New studies have found green buildings, whether schools, offices or retail centres, not only save money, resources and the environment, they also significantly benefit the users.

This is guiding the hand of Robin Mellon, Green Star Executive Director at the Green Building Council of Australia (GBCA). Mr Mellon is encouraging schools to go green. He told Education Today a better indoor environment meant much more productive students and a happier staff. He said that figures from green schools in the US showed reading retention rates were higher, examination results better and there were improved staff retention rates.

And while he accepts that most people would of course be happier in a brand new school, studies have shown increased productivity and reduced absenteeism continues over one year later.
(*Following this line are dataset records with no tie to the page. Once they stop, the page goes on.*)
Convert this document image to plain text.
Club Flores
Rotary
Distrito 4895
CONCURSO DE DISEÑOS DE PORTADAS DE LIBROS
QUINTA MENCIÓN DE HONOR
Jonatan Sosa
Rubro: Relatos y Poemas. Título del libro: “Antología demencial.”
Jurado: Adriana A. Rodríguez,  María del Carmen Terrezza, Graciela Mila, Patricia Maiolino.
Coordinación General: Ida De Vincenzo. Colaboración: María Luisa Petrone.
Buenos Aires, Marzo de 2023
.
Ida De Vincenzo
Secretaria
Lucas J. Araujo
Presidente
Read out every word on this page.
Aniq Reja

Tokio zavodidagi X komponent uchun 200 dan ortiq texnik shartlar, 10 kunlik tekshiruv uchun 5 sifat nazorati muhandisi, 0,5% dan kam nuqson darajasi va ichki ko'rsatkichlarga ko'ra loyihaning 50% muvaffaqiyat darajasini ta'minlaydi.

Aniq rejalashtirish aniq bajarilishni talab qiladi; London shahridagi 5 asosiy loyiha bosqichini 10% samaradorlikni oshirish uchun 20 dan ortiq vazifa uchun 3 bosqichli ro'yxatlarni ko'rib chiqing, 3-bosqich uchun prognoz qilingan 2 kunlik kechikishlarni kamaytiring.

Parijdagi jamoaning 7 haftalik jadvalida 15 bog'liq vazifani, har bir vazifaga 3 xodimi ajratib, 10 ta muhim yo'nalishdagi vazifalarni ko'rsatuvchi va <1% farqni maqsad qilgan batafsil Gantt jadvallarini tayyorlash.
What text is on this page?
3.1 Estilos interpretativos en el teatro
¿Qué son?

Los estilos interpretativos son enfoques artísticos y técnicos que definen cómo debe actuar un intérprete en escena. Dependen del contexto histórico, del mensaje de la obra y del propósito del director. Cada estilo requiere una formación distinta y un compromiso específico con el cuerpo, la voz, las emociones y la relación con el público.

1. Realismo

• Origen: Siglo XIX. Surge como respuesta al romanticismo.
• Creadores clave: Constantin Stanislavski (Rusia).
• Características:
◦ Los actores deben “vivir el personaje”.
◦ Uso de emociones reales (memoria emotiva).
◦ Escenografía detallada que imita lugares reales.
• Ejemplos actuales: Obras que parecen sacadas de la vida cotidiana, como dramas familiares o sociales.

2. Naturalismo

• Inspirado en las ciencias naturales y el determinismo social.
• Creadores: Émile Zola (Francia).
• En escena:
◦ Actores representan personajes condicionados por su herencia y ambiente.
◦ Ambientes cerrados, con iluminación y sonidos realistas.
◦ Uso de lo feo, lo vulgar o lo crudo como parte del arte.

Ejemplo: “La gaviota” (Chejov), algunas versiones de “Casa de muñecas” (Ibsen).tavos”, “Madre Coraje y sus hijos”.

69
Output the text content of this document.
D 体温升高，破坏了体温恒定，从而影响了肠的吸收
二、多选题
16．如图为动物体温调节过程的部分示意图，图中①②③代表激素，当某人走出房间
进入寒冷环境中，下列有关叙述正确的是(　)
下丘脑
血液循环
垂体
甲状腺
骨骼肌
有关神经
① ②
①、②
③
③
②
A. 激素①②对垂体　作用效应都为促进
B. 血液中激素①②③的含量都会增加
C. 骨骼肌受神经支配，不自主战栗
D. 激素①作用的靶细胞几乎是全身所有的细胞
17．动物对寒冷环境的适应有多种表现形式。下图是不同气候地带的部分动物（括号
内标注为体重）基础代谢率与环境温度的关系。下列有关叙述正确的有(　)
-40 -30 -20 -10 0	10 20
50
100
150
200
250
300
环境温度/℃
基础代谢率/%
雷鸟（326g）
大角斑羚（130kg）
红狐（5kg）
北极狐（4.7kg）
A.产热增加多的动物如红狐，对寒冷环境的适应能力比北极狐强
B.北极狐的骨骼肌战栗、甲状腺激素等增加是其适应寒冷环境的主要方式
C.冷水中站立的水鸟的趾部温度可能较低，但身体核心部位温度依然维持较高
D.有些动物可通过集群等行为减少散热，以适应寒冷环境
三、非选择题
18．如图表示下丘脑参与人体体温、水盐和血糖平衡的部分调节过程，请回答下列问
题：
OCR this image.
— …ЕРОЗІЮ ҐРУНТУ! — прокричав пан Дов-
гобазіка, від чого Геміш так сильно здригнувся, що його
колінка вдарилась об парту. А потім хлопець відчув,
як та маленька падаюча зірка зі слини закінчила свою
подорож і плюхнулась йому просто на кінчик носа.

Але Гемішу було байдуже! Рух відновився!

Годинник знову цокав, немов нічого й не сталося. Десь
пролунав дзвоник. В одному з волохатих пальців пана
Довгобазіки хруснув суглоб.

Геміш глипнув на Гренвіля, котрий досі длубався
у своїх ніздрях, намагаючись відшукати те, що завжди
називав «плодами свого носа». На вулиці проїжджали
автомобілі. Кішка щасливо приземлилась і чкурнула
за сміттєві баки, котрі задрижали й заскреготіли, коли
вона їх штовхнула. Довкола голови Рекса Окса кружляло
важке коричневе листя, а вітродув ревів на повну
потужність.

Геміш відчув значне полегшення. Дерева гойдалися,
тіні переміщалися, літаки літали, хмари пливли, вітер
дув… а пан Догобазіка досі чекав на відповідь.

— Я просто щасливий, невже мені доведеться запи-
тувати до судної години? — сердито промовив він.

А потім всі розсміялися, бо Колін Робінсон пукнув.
“That has to be due to the benefits of the building itself,” Mr Mellon emphasised. “People are going to be more contented when there is more daylight, fresh air, better air quality, and natural materials being used that don’t pollute the indoor environment.”

Yet, according to the GBCA, a recent economist’s report suggested Australian governments were spending about $1000 less per student on school infrastructure than the US and the UK, although green initiatives have been incorporated into the recent stimulus package.

The GBCA’s Green Star rating tools have been in place for six years and key categories include management of site construction, energy and water consumption, waste management, transport to and from the building, quality of the indoor environment and how occupants interact with the building.

Emissions are also assessed, as are innovation, land use and ecology, building materials and recycling.

The Green Star Education rating tool has been developed over a number of years and was issued in draft form in late 2008. The project has been gathering momentum since and an updated version of the education rating tool is available on the GBCA website for free download.

“The rating tools are in a simple to use Excel format and in the last six months alone there have been 64,000 downloads of our tools,” Mr Mellon said. “Many of these people or organisations may never achieve Green Star certification and simply use the tool as guidelines, but more and more are now registered and we will be helping their projects through.”

So far only three educational institutions have achieved a Green Star rating in Australia, while in the US where the tool has been available for longer, 1000 schools have met or are seeking green certification.

The Australian Green Star certified projects are at the University of Melbourne, which received Five Star Green Star, Wangaratta High School in Victoria which received Five Star Green Star and Bond University on the Gold Coast, which achieved Six Star Green Star. Star ratings go from one to six and rate as Minimum, Average, Good, Best Practice, Australian Excellence and World Leadership, with only Four to Six Stars able to be certified.